PUT /my-index-000001
{
"mappings": {
"properties": {
"age": { "type": "integer" },
"email": { "type": "keyword" },
"name": { "type": "text" }
}
}
}
这里记录下常见数据类型,更多ES定义类型参见ES官方文档定义的数据类型
text 是默认会被分词的字段类型,如果不指定分词器,ES会用标准分词器切分文本。
keyword 适用于保存不需要分词的原始文本,比如邮箱地址、id、标签、主机名等。
数字类型有 long、integer、short、byte、double、float、half_float、scaled_float、unsigned_long。对整数类型(byte、short、integer、long)应选择满足业务场景范围的最小的整数类型。而对于浮点类型优先选择scaled_float会更高效,它有一个属性scaling_factor
,用它转换后将数据存储为整型;当scaled_float无法满足要求时尽量选择满足业务场景的精度最小的类型。
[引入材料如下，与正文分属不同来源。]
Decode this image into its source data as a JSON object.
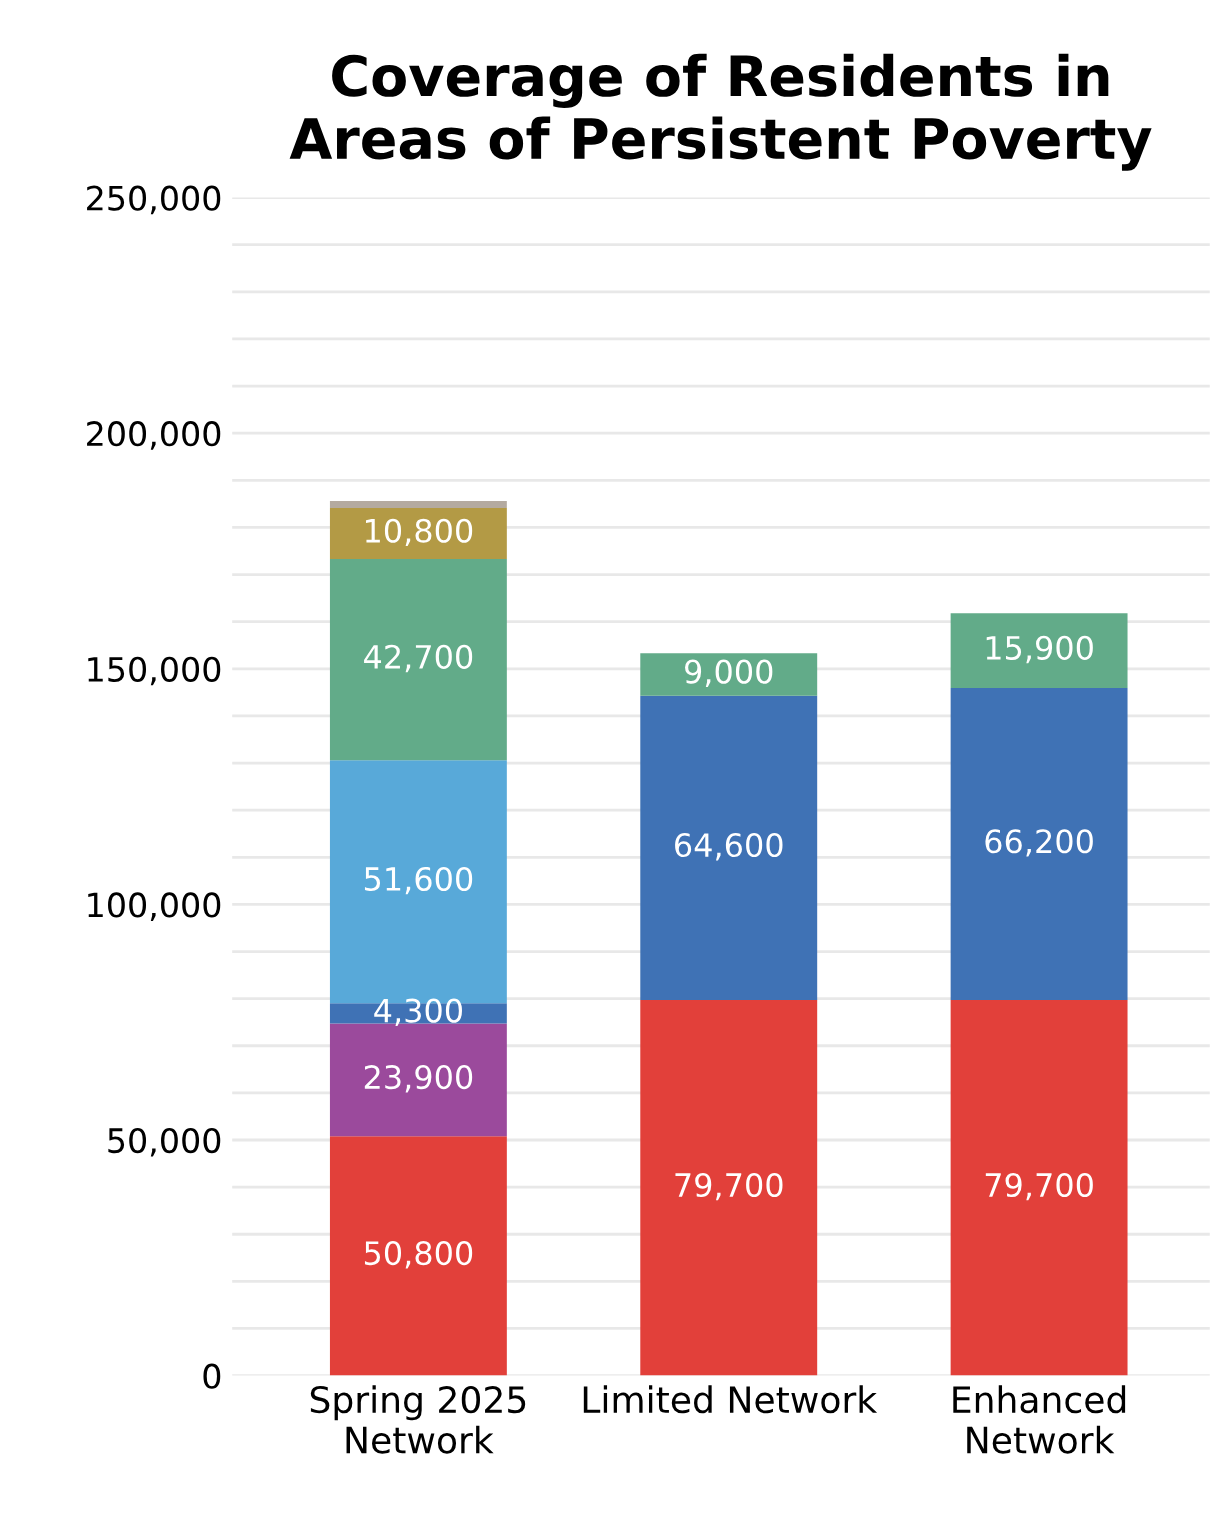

date 日期类型,格式可以是格式化的日期字符串如"2024-01-01"
or "2024/01/01 12:10:30"
、毫秒时间戳等。默认情况下,索引中的日期为UTC时间格式,其比北京时间晚8h,所以在使用date类型时务必注意时区。
boolean 布尔类型,存储true和false,也支持"false",“”(空字符,表示False) , "true"字符串。
binary, 可以存储如Base64编码字符,默认不被索引和搜索。
geo_point,可以存储经纬度相关信息,可以用来实现诸如查找在指定地理区域内相关的文档、根据距离来聚合文档、根据距离排序、根据地理位置修改评分规则等需求。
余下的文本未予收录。